According to the invention, based on the Mask R-CNN, the left image and the right image in the binocular image acquired by the binocular vision perception module are subjected to region segmentation, and then the left region segmentation image and the right region segmentation image are obtained.
Step S102, extracting a first characteristic point of the left region segmentation image and a second characteristic point of the right region segmentation image.
In particular, Speeded Up Robust Features (SURF) is a fast and stable algorithm for detecting feature points. In the present invention, SURF is used to extract feature points of the left and right region-segmented images and calculate their 64-dimensional descriptors.
The first and second feature points are first order Haar wavelet response distributions built on x and y directions of image coordinates, rather than gradients, speed is increased by using integral images, and only 64-dimensional descriptors of feature points are used. By adopting the 64-dimensional descriptor, the calculation matching time of the feature points can be effectively reduced, and the robustness of the extraction of the feature points can be improved.
And step S103, matching the first characteristic points and the second characteristic points according to the Euclidean distance between the first characteristic points and the second characteristic points to obtain a plurality of groups of original characteristic point pairs.
And step S104, selecting the sparse disparity point pairs in the original characteristic point pairs, and calculating the depth values of the sparse disparity point pairs.
In step S104, each group of original feature point pairs is connected, the slope of the connection line of each group of original feature point pairs is calculated, the slope with the highest occurrence frequency among the slopes is used as the main slope, the original feature point pair corresponding to the slope identical to the main slope among the slopes is reserved as the sparse disparity point pair, and the depth value of the sparse disparity point pair is calculated.
Some unmatched feature point pairs exist in the multiple sets of original feature point pairs obtained in step S103, and the present invention uses slope consistency to eliminate the unmatched original feature point pairs.
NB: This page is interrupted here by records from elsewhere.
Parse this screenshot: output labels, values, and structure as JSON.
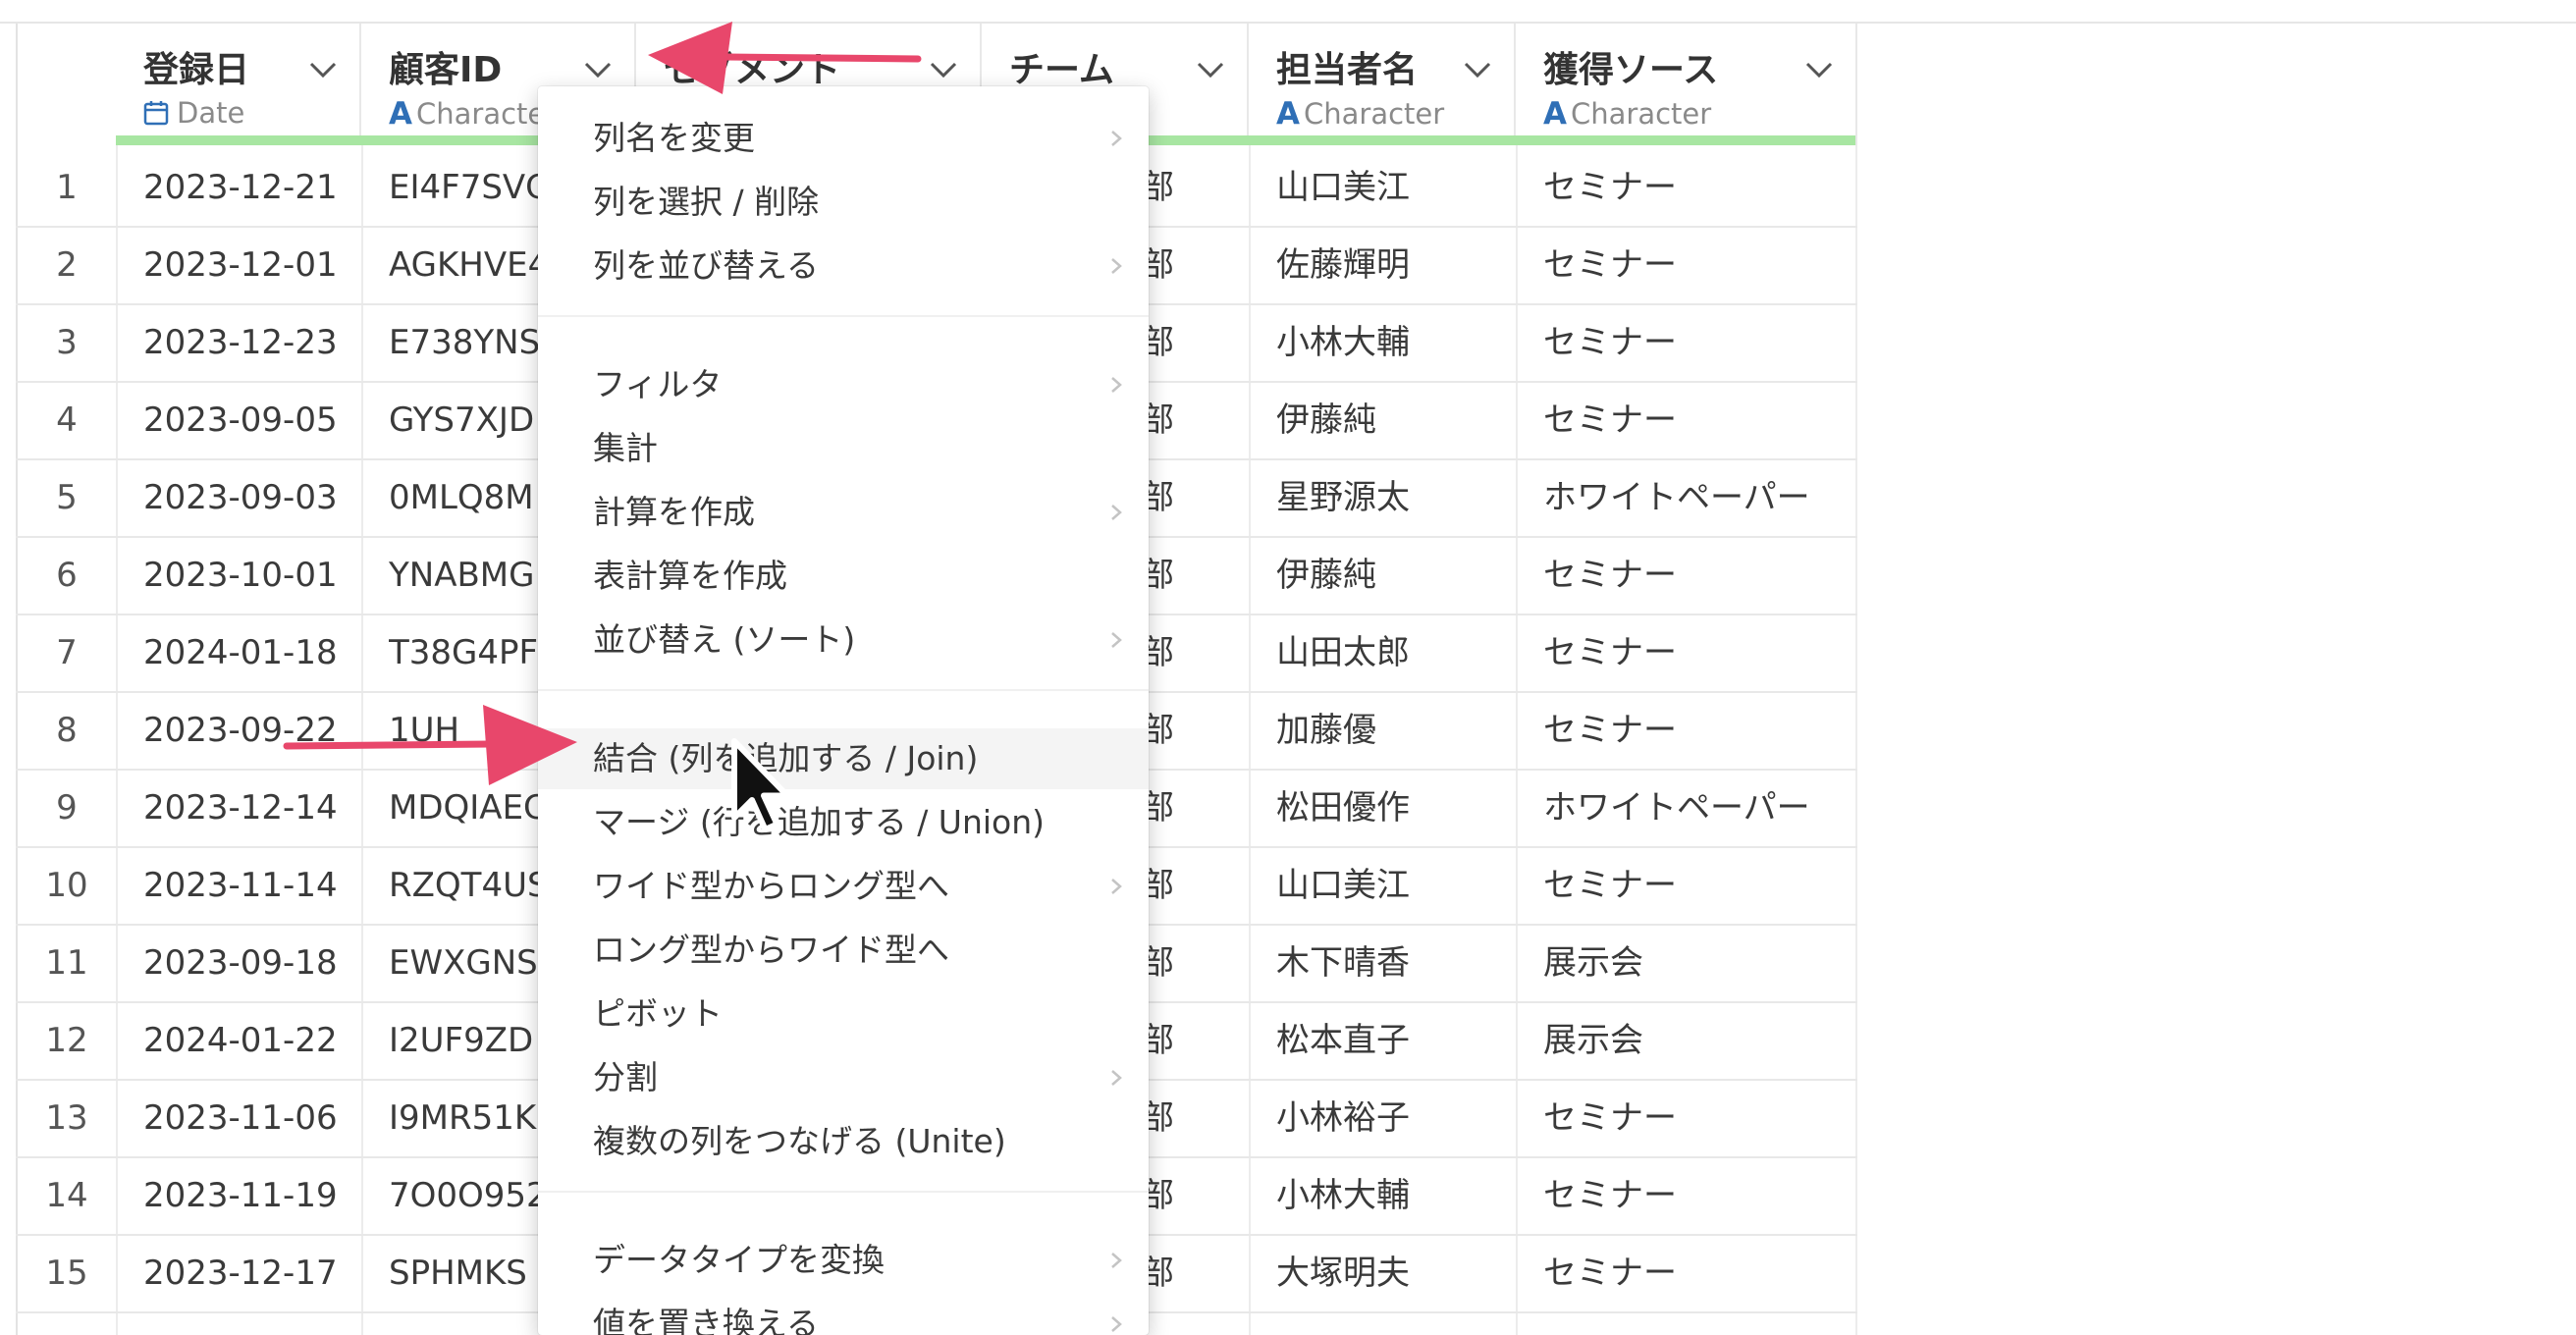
{
  "columns": [
    {
      "title": "登録日",
      "type_label": "Date",
      "type_icon": "calendar-icon"
    },
    {
      "title": "顧客ID",
      "type_label": "Characte",
      "type_icon": "character-type-icon"
    },
    {
      "title": "セグメント",
      "type_label": "",
      "type_icon": ""
    },
    {
      "title": "チーム",
      "type_label": "er",
      "type_icon": ""
    },
    {
      "title": "担当者名",
      "type_label": "Character",
      "type_icon": "character-type-icon"
    },
    {
      "title": "獲得ソース",
      "type_label": "Character",
      "type_icon": "character-type-icon"
    }
  ],
  "type_letter": "A",
  "rows": [
    {
      "n": "1",
      "date": "2023-12-21",
      "id": "EI4F7SVC",
      "team": "部",
      "person": "山口美江",
      "source": "セミナー"
    },
    {
      "n": "2",
      "date": "2023-12-01",
      "id": "AGKHVE4",
      "team": "部",
      "person": "佐藤輝明",
      "source": "セミナー"
    },
    {
      "n": "3",
      "date": "2023-12-23",
      "id": "E738YNS",
      "team": "部",
      "person": "小林大輔",
      "source": "セミナー"
    },
    {
      "n": "4",
      "date": "2023-09-05",
      "id": "GYS7XJD",
      "team": "部",
      "person": "伊藤純",
      "source": "セミナー"
    },
    {
      "n": "5",
      "date": "2023-09-03",
      "id": "0MLQ8M",
      "team": "部",
      "person": "星野源太",
      "source": "ホワイトペーパー"
    },
    {
      "n": "6",
      "date": "2023-10-01",
      "id": "YNABMG",
      "team": "部",
      "person": "伊藤純",
      "source": "セミナー"
    },
    {
      "n": "7",
      "date": "2024-01-18",
      "id": "T38G4PF",
      "team": "部",
      "person": "山田太郎",
      "source": "セミナー"
    },
    {
      "n": "8",
      "date": "2023-09-22",
      "id": "1UH",
      "team": "部",
      "person": "加藤優",
      "source": "セミナー"
    },
    {
      "n": "9",
      "date": "2023-12-14",
      "id": "MDQIAEC",
      "team": "部",
      "person": "松田優作",
      "source": "ホワイトペーパー"
    },
    {
      "n": "10",
      "date": "2023-11-14",
      "id": "RZQT4US",
      "team": "部",
      "person": "山口美江",
      "source": "セミナー"
    },
    {
      "n": "11",
      "date": "2023-09-18",
      "id": "EWXGNS",
      "team": "部",
      "person": "木下晴香",
      "source": "展示会"
    },
    {
      "n": "12",
      "date": "2024-01-22",
      "id": "I2UF9ZD",
      "team": "部",
      "person": "松本直子",
      "source": "展示会"
    },
    {
      "n": "13",
      "date": "2023-11-06",
      "id": "I9MR51K",
      "team": "部",
      "person": "小林裕子",
      "source": "セミナー"
    },
    {
      "n": "14",
      "date": "2023-11-19",
      "id": "7O0O952",
      "team": "部",
      "person": "小林大輔",
      "source": "セミナー"
    },
    {
      "n": "15",
      "date": "2023-12-17",
      "id": "SPHMKS",
      "team": "部",
      "person": "大塚明夫",
      "source": "セミナー"
    }
  ],
  "menu": {
    "groups": [
      [
        {
          "label": "列名を変更",
          "submenu": true
        },
        {
          "label": "列を選択 / 削除",
          "submenu": false
        },
        {
          "label": "列を並び替える",
          "submenu": true
        }
      ],
      [
        {
          "label": "フィルタ",
          "submenu": true
        },
        {
          "label": "集計",
          "submenu": false
        },
        {
          "label": "計算を作成",
          "submenu": true
        },
        {
          "label": "表計算を作成",
          "submenu": false
        },
        {
          "label": "並び替え (ソート)",
          "submenu": true
        }
      ],
      [
        {
          "label": "結合 (列を追加する / Join)",
          "submenu": false,
          "hover": true
        },
        {
          "label": "マージ (行を追加する / Union)",
          "submenu": false
        },
        {
          "label": "ワイド型からロング型へ",
          "submenu": true
        },
        {
          "label": "ロング型からワイド型へ",
          "submenu": false
        },
        {
          "label": "ピボット",
          "submenu": false
        },
        {
          "label": "分割",
          "submenu": true
        },
        {
          "label": "複数の列をつなげる (Unite)",
          "submenu": false
        }
      ],
      [
        {
          "label": "データタイプを変換",
          "submenu": true
        },
        {
          "label": "値を置き換える",
          "submenu": true
        }
      ]
    ]
  },
  "colors": {
    "accent_arrow": "#e8476b",
    "green_bar": "#a8e6a2",
    "type_icon": "#2f6fb6"
  }
}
First, the original matching point pairs are connected by lines and their slopes in the image coordinate system are calculated. Then, the frequency of the slope ratio is calculated, and the slope with the highest frequency is used as the main slope.Matching point pairs having the same slope value as the main slope are retained and defined as sparse disparity point pairs. Finally, the depth value of the sparse disparity point pair is calculatedZ spp
Step S105, counting the projection distribution of the sparse disparity point pairs, and taking the average disparity of the sparse disparity point pairs of each segmented image as the disparity value of the corresponding segmented image.
It is known that the presence of disparity information can be used to estimate the general depth information of an image. Based on the method, the depth map of the binocular image is constructed by the parallax values of the region segmentation image.
Step S106, creating a sparse disparity map based on the region segmentation image disparity value counted in the step S105 to obtain a depth map of the binocular imageD spp
In perspective projection imaging models, the mapping of 3D scenes to 2D images is a process where depth information is lost. Therefore, it is necessary to estimate the depth information of the scene from binocular disparity cues. However, the correspondence point matching problem is a difficulty. In consideration of the fact that the speed and the precision of the existing depth calculation method are possibly unstable in practical application, a new depth estimation method is provided. The method constructs a depth map by combining region segmentation results with sparse disparity points. And assuming that the disparity values on the same object are the same, in order to ensure the accuracy of the depth boundary, the obtained region segmentation structure is used for assisting the construction of the depth map.
In step S20, the target object in the binocular image is identified based on the depth map.
Specifically, fusion is carried out according to image features of binocular images to obtain a two-dimensional significant map, the two-dimensional significance of the two-dimensional significant map is improved by adopting a depth map to obtain a depth significant map, binarization and skeletonization are carried out on the depth significant map, and the target object in the depth significant map is identified according to preset features of the target object.
It is known that the importance of a region in an image depends on its difference from the surrounding regions, which is usually reflected in features such as color features, shape features, texture features, etc. The color versus bit and texture contrast features of the present invention are fused to obtain a two-dimensional saliency map. The depth information obtained in the previous process is then used to refine the two-dimensional significance detection results. While most of the salient regions are highlighted in the RGB saliency map computed by fusing color and texture features, some of the superpixels belonging to the background are also highlighted. Some background superpixels may also have high significance if they have high contrast with surrounding superpixels. In order to suppress the background in the significance map, the two-dimensional significance detection result was improved using the depth map obtained in the above process.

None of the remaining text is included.